The Environmental Protection Agency has announced a plan to end all uses of the insecticide endosulfan in the United States. An EPA news release said that endosulfan, which is used on vegetables, fruits and cotton, “can pose unacceptable neurological and reproductive risks to farmworkers and wildlife and can persist in the environment.”

Makhteshim Agan of North America, the manufacturer of endosulfan, opposed EPA’s findings, but announced that it would voluntarily participate in a plan to withdraw endosulfan over time.

“From a scientific standpoint, MANA continues to disagree fundamentally with EPA's conclusions regarding endosulfan and believes that key uses are still eligible for re-registration,” said Scott Rawlins, MANA director of global governmental and industry relations. “The agency has made a number of overly conservative and unrealistic assumptions about how endosulfan is used that do not reflect the best available science.
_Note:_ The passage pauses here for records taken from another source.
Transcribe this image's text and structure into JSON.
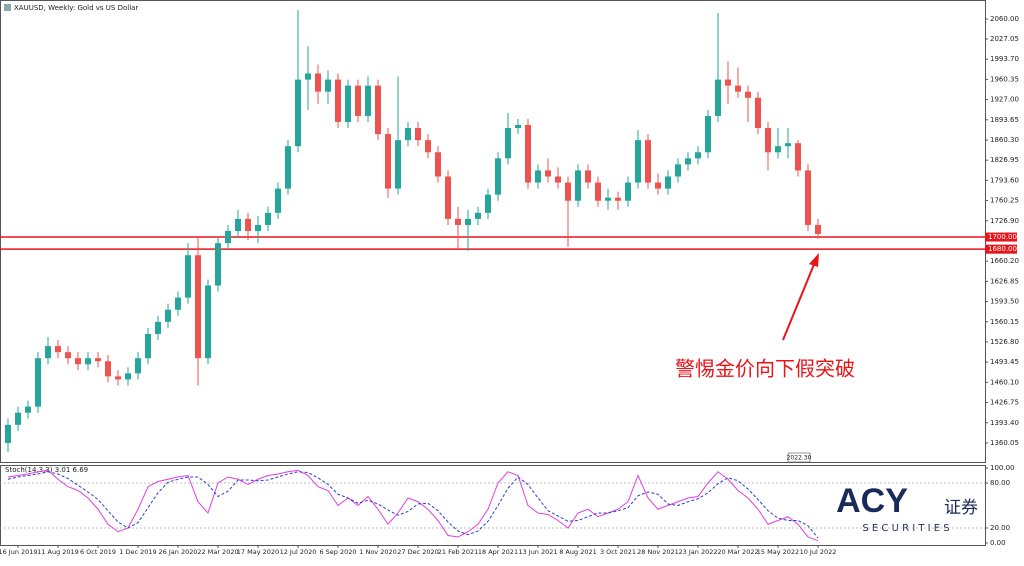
{
  "chart_data": {
    "type": "candlestick",
    "title": "XAUUSD, Weekly: Gold vs US Dollar",
    "annotation": "警惕金价向下假突破",
    "marker_label": "2022.30",
    "logo": {
      "brand": "ACY",
      "cn": "证券",
      "sub": "S E C U R I T I E S"
    },
    "up_color": "#26a69a",
    "down_color": "#ef5350",
    "ylim": [
      1328.6,
      2091.4
    ],
    "yticks": [
      {
        "value": 2060,
        "label": "2060.00"
      },
      {
        "value": 2027.05,
        "label": "2027.05"
      },
      {
        "value": 1993.7,
        "label": "1993.70"
      },
      {
        "value": 1960.35,
        "label": "1960.35"
      },
      {
        "value": 1927,
        "label": "1927.00"
      },
      {
        "value": 1893.65,
        "label": "1893.65"
      },
      {
        "value": 1860.3,
        "label": "1860.30"
      },
      {
        "value": 1826.95,
        "label": "1826.95"
      },
      {
        "value": 1793.6,
        "label": "1793.60"
      },
      {
        "value": 1760.25,
        "label": "1760.25"
      },
      {
        "value": 1726.9,
        "label": "1726.90"
      },
      {
        "value": 1660.2,
        "label": "1660.20"
      },
      {
        "value": 1626.85,
        "label": "1626.85"
      },
      {
        "value": 1593.5,
        "label": "1593.50"
      },
      {
        "value": 1560.15,
        "label": "1560.15"
      },
      {
        "value": 1526.8,
        "label": "1526.80"
      },
      {
        "value": 1493.45,
        "label": "1493.45"
      },
      {
        "value": 1460.1,
        "label": "1460.10"
      },
      {
        "value": 1426.75,
        "label": "1426.75"
      },
      {
        "value": 1393.4,
        "label": "1393.40"
      },
      {
        "value": 1360.05,
        "label": "1360.05"
      }
    ],
    "hlines": [
      {
        "value": 1700,
        "label": "1700.00"
      },
      {
        "value": 1680,
        "label": "1680.00"
      }
    ],
    "hline_color": "#e8141a",
    "categories": [
      null,
      "16 Jun 2019",
      null,
      null,
      null,
      "11 Aug 2019",
      null,
      null,
      null,
      "6 Oct 2019",
      null,
      null,
      null,
      "1 Dec 2019",
      null,
      null,
      null,
      "26 Jan 2020",
      null,
      null,
      null,
      "22 Mar 2020",
      null,
      null,
      null,
      "17 May 2020",
      null,
      null,
      null,
      "12 Jul 2020",
      null,
      null,
      null,
      "6 Sep 2020",
      null,
      null,
      null,
      "1 Nov 2020",
      null,
      null,
      null,
      "27 Dec 2020",
      null,
      null,
      null,
      "21 Feb 2021",
      null,
      null,
      null,
      "18 Apr 2021",
      null,
      null,
      null,
      "13 Jun 2021",
      null,
      null,
      null,
      "8 Aug 2021",
      null,
      null,
      null,
      "3 Oct 2021",
      null,
      null,
      null,
      "28 Nov 2021",
      null,
      null,
      null,
      "23 Jan 2022",
      null,
      null,
      null,
      "20 Mar 2022",
      null,
      null,
      null,
      "15 May 2022",
      null,
      null,
      null,
      "10 Jul 2022"
    ],
    "open": [
      1360,
      1390,
      1410,
      1420,
      1500,
      1520,
      1510,
      1500,
      1490,
      1500,
      1495,
      1470,
      1465,
      1475,
      1500,
      1540,
      1560,
      1580,
      1600,
      1670,
      1500,
      1620,
      1690,
      1710,
      1730,
      1710,
      1720,
      1740,
      1780,
      1850,
      1960,
      1970,
      1940,
      1960,
      1890,
      1950,
      1900,
      1950,
      1870,
      1780,
      1860,
      1880,
      1860,
      1840,
      1800,
      1730,
      1720,
      1730,
      1740,
      1770,
      1830,
      1880,
      1885,
      1790,
      1810,
      1800,
      1790,
      1760,
      1810,
      1790,
      1760,
      1765,
      1760,
      1790,
      1860,
      1790,
      1780,
      1800,
      1820,
      1830,
      1840,
      1900,
      1960,
      1950,
      1940,
      1930,
      1880,
      1840,
      1850,
      1855,
      1810,
      1720
    ],
    "high": [
      1400,
      1420,
      1430,
      1510,
      1535,
      1530,
      1520,
      1510,
      1510,
      1510,
      1505,
      1480,
      1485,
      1510,
      1550,
      1570,
      1590,
      1610,
      1690,
      1700,
      1630,
      1700,
      1720,
      1745,
      1740,
      1735,
      1750,
      1790,
      1860,
      2075,
      2015,
      1985,
      1975,
      1970,
      1960,
      1960,
      1965,
      1960,
      1880,
      1965,
      1890,
      1890,
      1870,
      1850,
      1810,
      1750,
      1745,
      1750,
      1780,
      1840,
      1905,
      1895,
      1895,
      1820,
      1830,
      1815,
      1800,
      1820,
      1820,
      1800,
      1780,
      1775,
      1800,
      1877,
      1870,
      1805,
      1810,
      1830,
      1840,
      1850,
      1910,
      2070,
      1990,
      1980,
      1950,
      1940,
      1890,
      1880,
      1880,
      1860,
      1820,
      1730
    ],
    "low": [
      1345,
      1380,
      1400,
      1410,
      1490,
      1500,
      1490,
      1480,
      1480,
      1485,
      1460,
      1455,
      1455,
      1465,
      1490,
      1530,
      1550,
      1570,
      1590,
      1455,
      1490,
      1610,
      1680,
      1700,
      1695,
      1690,
      1710,
      1730,
      1770,
      1840,
      1910,
      1920,
      1920,
      1880,
      1880,
      1890,
      1890,
      1860,
      1765,
      1770,
      1850,
      1850,
      1830,
      1790,
      1720,
      1680,
      1677,
      1720,
      1730,
      1760,
      1820,
      1870,
      1780,
      1780,
      1790,
      1780,
      1684,
      1750,
      1780,
      1750,
      1745,
      1745,
      1750,
      1780,
      1780,
      1770,
      1770,
      1790,
      1810,
      1820,
      1830,
      1890,
      1920,
      1930,
      1890,
      1870,
      1810,
      1830,
      1830,
      1800,
      1710,
      1697
    ],
    "close": [
      1390,
      1410,
      1420,
      1500,
      1520,
      1510,
      1500,
      1490,
      1500,
      1495,
      1470,
      1465,
      1475,
      1500,
      1540,
      1560,
      1580,
      1600,
      1670,
      1500,
      1620,
      1690,
      1710,
      1730,
      1710,
      1720,
      1740,
      1780,
      1850,
      1960,
      1970,
      1940,
      1960,
      1890,
      1950,
      1900,
      1950,
      1870,
      1780,
      1860,
      1880,
      1860,
      1840,
      1800,
      1730,
      1720,
      1730,
      1740,
      1770,
      1830,
      1880,
      1885,
      1790,
      1810,
      1800,
      1790,
      1760,
      1810,
      1790,
      1760,
      1765,
      1760,
      1790,
      1860,
      1790,
      1780,
      1800,
      1820,
      1830,
      1840,
      1900,
      1960,
      1950,
      1940,
      1930,
      1880,
      1840,
      1850,
      1855,
      1810,
      1720,
      1705
    ],
    "indicator": {
      "label": "Stoch(14,3,3) 3.01 6.69",
      "ylim": [
        -2.7,
        104
      ],
      "yticks": [
        {
          "value": 100,
          "label": "100.00"
        },
        {
          "value": 80,
          "label": "80.00"
        },
        {
          "value": 20,
          "label": "20.00"
        },
        {
          "value": 0,
          "label": "0.00"
        }
      ],
      "levels": [
        80,
        20
      ],
      "series": [
        {
          "color": "#e040e0",
          "dashed": false,
          "values": [
            88,
            90,
            92,
            95,
            97,
            85,
            75,
            70,
            60,
            45,
            25,
            15,
            20,
            45,
            75,
            82,
            85,
            88,
            90,
            55,
            40,
            80,
            88,
            85,
            78,
            85,
            90,
            92,
            95,
            97,
            90,
            75,
            70,
            50,
            60,
            50,
            62,
            45,
            25,
            40,
            60,
            55,
            45,
            30,
            10,
            8,
            15,
            25,
            45,
            80,
            95,
            90,
            50,
            40,
            38,
            30,
            20,
            40,
            45,
            35,
            40,
            45,
            55,
            90,
            60,
            45,
            50,
            55,
            60,
            62,
            80,
            95,
            85,
            70,
            60,
            45,
            25,
            30,
            35,
            25,
            8,
            3.01
          ]
        },
        {
          "color": "#2a3fd4",
          "dashed": true,
          "values": [
            85,
            88,
            90,
            92,
            95,
            92,
            86,
            77,
            68,
            58,
            43,
            28,
            20,
            27,
            47,
            67,
            81,
            85,
            88,
            88,
            78,
            62,
            69,
            84,
            84,
            83,
            84,
            88,
            92,
            95,
            94,
            87,
            78,
            65,
            60,
            53,
            57,
            52,
            44,
            37,
            42,
            52,
            53,
            43,
            28,
            16,
            11,
            16,
            29,
            50,
            73,
            88,
            78,
            60,
            43,
            36,
            29,
            30,
            35,
            40,
            40,
            43,
            47,
            63,
            68,
            65,
            52,
            50,
            55,
            59,
            67,
            79,
            87,
            83,
            72,
            58,
            43,
            33,
            30,
            30,
            23,
            6.69
          ]
        }
      ]
    }
  }
}
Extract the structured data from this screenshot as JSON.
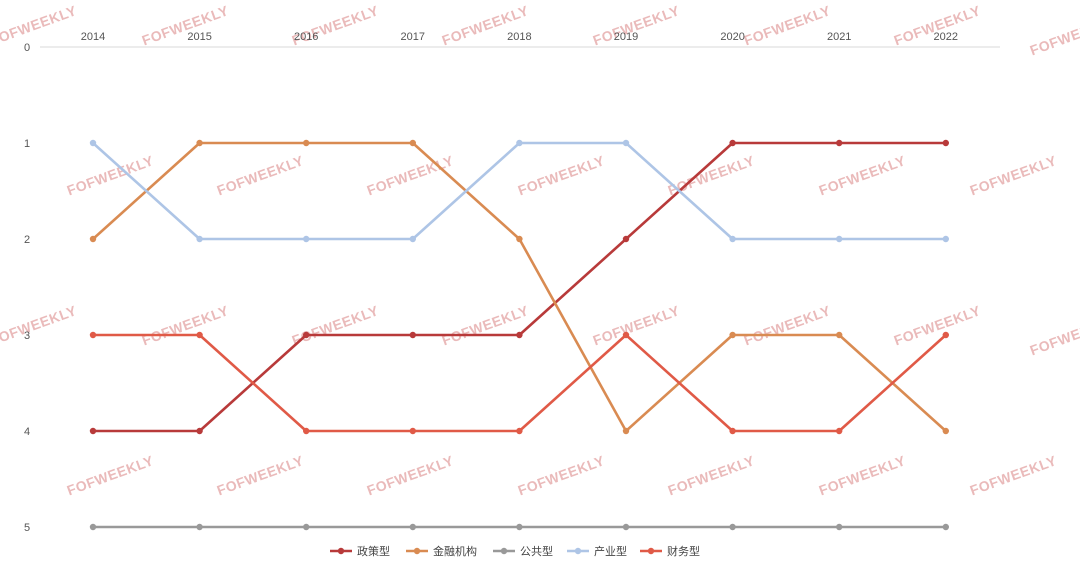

“However, given the fact that the endosulfan market is quite small and the cost of developing and submitting additional data high, we have decided to voluntarily negotiate an agreement with EPA that provides growers with an adequate time frame to find alternatives for the damaging insect pests currently controlled by endosulfan,” Rawlins said.

Endosulfan was first registered in the 1950s. MANA is the exclusive marketer of two formulations of endosulfan under the brand names Thionex 3EC and Thionex 50W.

Details of the final timetable for Thionex will be announced to producer organizations and agricultural product retailers in the coming weeks.

EPA stated said that farmworkers “can be exposed to endosulfan through inhalation and contact with the skin. Endosulfan is used on a very small percentage of the U.S. food supply and does not present a risk to human health from dietary exposure.”

EPA says the phase out “is based on new data and scientific peer review, which have improved EPA’s assessment of the ecological and worker risks from endosulfan.”